Why is the ban happening?

The ban is part of the government’s commitment to eliminating all avoidable plastic waste over the lifetime of the 25 Year Environment Plan, which builds on commitments such as imposing charges on single-use plastic items; implementing a deposit return scheme for drinks containers; and introducing more consistent recycling services for households and businesses across England.

According to recent government figures, it is estimated that 4.7 billion plastic straws, 316 million plastic stirrers and 1.8 billion plastic-stemmed cotton buds are used in England every year.

An estimated 10 per cent of cotton buds are also flushed down toilets and can end up in waterways and oceans.

The government’s initial consultation revealed that 80 per cent of respondents backed a ban on the distribution and sale of plastic straws, while 90 per cent backed a ban on drinks stirrers, and 89 percent supported a ban on cotton buds.

It is estimated there is over 150 million tonnes of plastic waste polluting the world’s oceans and every year around a million birds and over 100,000 sea mammals die from eating and getting tangled in plastic waste.

What else is the UK doing to crackdown on plastic waste?

The plastic microbeads ban came into force across the UK in 2018, and the 5p plastic bag charge was introduced in 2015 – which the government says has led to nine billion fewer bags distributed.

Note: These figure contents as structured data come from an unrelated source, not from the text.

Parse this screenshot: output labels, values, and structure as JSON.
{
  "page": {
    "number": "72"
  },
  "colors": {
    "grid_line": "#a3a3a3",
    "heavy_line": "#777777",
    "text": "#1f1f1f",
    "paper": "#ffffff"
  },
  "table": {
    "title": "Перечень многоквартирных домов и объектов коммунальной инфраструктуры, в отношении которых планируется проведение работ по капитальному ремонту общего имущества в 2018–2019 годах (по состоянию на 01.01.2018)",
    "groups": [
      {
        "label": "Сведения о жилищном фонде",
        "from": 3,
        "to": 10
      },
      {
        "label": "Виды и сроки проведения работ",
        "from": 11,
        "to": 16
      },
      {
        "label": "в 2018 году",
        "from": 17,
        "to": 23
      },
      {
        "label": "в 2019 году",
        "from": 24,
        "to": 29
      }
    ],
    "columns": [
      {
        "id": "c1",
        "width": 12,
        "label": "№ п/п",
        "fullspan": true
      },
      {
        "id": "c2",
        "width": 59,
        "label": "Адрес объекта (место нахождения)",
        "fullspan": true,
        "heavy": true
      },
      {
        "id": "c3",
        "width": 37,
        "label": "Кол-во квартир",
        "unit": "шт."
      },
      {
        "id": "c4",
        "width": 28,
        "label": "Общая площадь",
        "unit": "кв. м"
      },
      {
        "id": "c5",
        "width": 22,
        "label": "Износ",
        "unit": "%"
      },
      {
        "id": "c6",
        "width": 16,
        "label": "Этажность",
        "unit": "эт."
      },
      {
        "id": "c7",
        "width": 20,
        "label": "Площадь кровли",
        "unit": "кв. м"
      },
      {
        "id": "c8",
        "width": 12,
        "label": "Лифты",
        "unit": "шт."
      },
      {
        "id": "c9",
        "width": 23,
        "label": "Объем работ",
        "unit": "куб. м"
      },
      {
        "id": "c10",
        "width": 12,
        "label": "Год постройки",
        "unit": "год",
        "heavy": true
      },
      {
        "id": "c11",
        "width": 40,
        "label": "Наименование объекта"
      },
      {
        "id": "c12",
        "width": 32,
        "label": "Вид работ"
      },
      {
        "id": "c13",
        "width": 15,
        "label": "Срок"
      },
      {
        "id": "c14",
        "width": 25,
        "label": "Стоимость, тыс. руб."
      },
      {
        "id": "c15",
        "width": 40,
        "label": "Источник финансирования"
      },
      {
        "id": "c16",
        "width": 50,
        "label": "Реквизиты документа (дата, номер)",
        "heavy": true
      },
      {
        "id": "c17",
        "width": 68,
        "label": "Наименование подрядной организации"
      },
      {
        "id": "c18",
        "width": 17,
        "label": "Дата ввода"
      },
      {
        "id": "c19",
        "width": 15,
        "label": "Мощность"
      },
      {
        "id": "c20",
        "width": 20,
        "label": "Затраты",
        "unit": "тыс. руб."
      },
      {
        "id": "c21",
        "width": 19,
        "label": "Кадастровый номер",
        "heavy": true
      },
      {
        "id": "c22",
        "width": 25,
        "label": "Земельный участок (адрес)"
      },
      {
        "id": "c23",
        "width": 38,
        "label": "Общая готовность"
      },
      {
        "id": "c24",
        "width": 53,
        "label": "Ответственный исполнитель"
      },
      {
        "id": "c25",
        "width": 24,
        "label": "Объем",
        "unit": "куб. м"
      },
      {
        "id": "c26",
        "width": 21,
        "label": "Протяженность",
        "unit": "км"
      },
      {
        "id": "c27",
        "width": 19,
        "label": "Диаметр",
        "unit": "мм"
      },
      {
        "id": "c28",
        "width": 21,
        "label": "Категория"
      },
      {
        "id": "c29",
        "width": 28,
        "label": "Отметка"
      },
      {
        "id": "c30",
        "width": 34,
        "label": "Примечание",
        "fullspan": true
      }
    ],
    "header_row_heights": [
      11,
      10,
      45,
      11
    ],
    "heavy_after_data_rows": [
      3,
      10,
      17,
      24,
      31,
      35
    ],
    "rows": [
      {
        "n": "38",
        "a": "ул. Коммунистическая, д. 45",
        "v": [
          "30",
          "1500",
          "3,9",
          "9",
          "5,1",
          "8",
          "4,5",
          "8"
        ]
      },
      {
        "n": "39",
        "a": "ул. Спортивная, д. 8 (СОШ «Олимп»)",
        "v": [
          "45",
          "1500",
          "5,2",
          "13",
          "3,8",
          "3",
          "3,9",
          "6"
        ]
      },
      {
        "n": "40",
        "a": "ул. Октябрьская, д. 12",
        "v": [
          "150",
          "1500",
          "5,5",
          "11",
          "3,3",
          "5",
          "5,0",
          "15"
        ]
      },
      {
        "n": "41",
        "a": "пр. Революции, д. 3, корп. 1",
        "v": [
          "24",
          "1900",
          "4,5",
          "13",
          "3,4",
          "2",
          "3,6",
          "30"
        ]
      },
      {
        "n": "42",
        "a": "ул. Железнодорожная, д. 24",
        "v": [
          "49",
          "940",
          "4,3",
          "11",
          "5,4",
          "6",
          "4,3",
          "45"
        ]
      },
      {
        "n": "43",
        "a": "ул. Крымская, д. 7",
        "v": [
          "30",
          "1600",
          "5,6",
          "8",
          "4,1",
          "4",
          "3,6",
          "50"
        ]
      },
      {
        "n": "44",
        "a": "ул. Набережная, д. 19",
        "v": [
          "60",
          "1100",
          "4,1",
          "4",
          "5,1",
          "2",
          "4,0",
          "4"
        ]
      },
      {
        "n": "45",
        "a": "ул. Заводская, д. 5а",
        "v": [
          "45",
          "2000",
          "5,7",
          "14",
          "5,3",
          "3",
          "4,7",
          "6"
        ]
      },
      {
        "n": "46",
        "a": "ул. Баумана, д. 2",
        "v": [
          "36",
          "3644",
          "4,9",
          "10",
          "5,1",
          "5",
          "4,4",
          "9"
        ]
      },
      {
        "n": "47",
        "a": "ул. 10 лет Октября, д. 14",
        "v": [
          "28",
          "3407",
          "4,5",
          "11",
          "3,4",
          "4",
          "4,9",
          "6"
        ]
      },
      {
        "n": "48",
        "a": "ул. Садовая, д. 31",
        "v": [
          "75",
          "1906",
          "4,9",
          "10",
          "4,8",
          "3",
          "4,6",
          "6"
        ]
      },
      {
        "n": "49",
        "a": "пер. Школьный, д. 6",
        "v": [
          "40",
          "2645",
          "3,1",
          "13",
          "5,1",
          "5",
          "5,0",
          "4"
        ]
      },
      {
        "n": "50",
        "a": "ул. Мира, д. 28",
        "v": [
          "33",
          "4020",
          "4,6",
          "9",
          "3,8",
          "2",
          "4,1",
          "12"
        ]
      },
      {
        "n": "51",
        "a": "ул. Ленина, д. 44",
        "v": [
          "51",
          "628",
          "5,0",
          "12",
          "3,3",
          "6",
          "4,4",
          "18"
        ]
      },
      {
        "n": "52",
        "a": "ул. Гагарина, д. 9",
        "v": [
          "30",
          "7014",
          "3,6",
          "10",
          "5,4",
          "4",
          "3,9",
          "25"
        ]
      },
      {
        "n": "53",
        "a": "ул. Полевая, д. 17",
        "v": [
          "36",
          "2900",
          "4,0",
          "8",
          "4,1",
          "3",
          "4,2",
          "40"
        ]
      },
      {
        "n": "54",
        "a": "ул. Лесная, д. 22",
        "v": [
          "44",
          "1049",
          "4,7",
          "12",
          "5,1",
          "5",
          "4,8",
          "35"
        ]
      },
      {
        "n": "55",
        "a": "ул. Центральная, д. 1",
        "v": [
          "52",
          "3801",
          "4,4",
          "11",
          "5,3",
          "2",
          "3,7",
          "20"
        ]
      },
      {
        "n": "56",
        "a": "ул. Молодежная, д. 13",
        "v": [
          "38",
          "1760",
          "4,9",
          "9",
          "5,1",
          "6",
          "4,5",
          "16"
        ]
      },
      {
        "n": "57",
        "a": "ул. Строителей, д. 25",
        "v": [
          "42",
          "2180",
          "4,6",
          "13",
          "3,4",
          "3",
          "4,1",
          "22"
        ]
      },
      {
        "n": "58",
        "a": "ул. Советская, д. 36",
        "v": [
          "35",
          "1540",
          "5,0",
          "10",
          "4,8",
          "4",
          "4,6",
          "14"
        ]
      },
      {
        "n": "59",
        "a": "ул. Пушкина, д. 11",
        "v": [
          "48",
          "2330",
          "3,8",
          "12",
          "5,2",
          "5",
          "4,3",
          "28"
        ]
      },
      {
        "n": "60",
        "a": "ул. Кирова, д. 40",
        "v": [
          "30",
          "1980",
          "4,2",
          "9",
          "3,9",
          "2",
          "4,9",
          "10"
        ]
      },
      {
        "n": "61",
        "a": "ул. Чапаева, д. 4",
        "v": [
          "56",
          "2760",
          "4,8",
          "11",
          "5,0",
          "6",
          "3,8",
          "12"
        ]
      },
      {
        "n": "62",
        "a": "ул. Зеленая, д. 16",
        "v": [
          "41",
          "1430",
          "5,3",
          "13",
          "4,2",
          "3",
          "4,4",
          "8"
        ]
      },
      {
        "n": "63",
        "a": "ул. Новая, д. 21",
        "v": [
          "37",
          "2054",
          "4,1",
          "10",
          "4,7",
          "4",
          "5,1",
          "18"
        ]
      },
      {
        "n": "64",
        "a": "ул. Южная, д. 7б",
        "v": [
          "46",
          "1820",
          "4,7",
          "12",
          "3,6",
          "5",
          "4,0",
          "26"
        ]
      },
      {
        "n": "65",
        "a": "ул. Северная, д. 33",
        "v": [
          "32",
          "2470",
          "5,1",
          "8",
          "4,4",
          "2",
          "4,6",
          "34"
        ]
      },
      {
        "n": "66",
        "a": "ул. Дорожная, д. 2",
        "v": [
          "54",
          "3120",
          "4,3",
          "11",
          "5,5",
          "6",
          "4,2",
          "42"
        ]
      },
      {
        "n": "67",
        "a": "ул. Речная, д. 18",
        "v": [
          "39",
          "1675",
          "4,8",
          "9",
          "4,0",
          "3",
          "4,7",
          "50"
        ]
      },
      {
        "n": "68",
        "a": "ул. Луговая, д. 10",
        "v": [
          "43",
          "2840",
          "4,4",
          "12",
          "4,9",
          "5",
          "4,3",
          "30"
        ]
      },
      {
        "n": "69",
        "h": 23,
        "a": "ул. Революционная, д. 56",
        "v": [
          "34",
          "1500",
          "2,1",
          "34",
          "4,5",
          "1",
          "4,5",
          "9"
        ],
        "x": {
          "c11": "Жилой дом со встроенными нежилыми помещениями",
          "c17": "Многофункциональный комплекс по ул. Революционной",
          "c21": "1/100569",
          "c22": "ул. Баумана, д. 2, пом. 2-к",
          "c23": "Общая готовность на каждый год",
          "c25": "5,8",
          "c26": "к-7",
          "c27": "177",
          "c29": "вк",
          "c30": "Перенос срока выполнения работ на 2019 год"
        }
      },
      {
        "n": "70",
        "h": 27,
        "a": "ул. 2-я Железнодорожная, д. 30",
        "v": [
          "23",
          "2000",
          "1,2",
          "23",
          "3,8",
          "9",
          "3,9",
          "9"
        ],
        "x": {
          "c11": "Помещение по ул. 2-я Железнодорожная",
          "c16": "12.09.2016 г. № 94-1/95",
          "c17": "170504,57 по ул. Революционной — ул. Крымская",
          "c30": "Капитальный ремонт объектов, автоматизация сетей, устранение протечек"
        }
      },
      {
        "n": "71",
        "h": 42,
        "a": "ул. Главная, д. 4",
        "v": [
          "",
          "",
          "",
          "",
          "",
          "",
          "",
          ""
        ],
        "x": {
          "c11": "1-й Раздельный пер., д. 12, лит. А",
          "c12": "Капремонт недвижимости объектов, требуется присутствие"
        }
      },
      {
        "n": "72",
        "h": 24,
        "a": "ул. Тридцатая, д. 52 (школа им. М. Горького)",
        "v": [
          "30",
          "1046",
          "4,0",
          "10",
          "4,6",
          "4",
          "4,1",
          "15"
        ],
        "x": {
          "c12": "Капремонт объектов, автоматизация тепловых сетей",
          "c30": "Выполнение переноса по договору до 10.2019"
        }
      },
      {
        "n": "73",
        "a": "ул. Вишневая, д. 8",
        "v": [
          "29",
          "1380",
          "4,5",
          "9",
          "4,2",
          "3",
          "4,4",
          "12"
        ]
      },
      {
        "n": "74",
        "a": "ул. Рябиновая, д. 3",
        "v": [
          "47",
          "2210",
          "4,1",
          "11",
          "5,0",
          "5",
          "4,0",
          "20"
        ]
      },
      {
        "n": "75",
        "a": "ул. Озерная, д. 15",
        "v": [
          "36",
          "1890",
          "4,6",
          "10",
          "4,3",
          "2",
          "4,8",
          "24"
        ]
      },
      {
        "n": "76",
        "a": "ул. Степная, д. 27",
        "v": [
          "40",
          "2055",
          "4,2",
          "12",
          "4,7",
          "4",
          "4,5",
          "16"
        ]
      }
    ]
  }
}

The UK Government under Prime Minister Theresa May had set out an ambition to “work towards all plastic packaging placed on the market being recyclable, reusable or compostable by 2025.”

This followed on from, and is intended to support, commitments to leave the environment in a better condition for the next generation, with a target of zero avoidable waste by 2050 and of eliminating avoidable plastic waste by end of 2042.

What are the best alternatives?

There are now a variety of different types of plastic-free straws that people can buy on the high street, including those made from bamboo, wheat, stainless steal and glass.

You can find The Independent’s roundup of the best reusables straws here.

Instead of plastic, you can also buy planet-friendly cotton buds which are made from materials such as recycled cardboard or bamboo, like these ones from The Humble Co.

Whereas plastic cotton swabs are discarded after seconds of use but live on for years as a pollutant, these versions can simply be thrown in your organic waste or compost bin.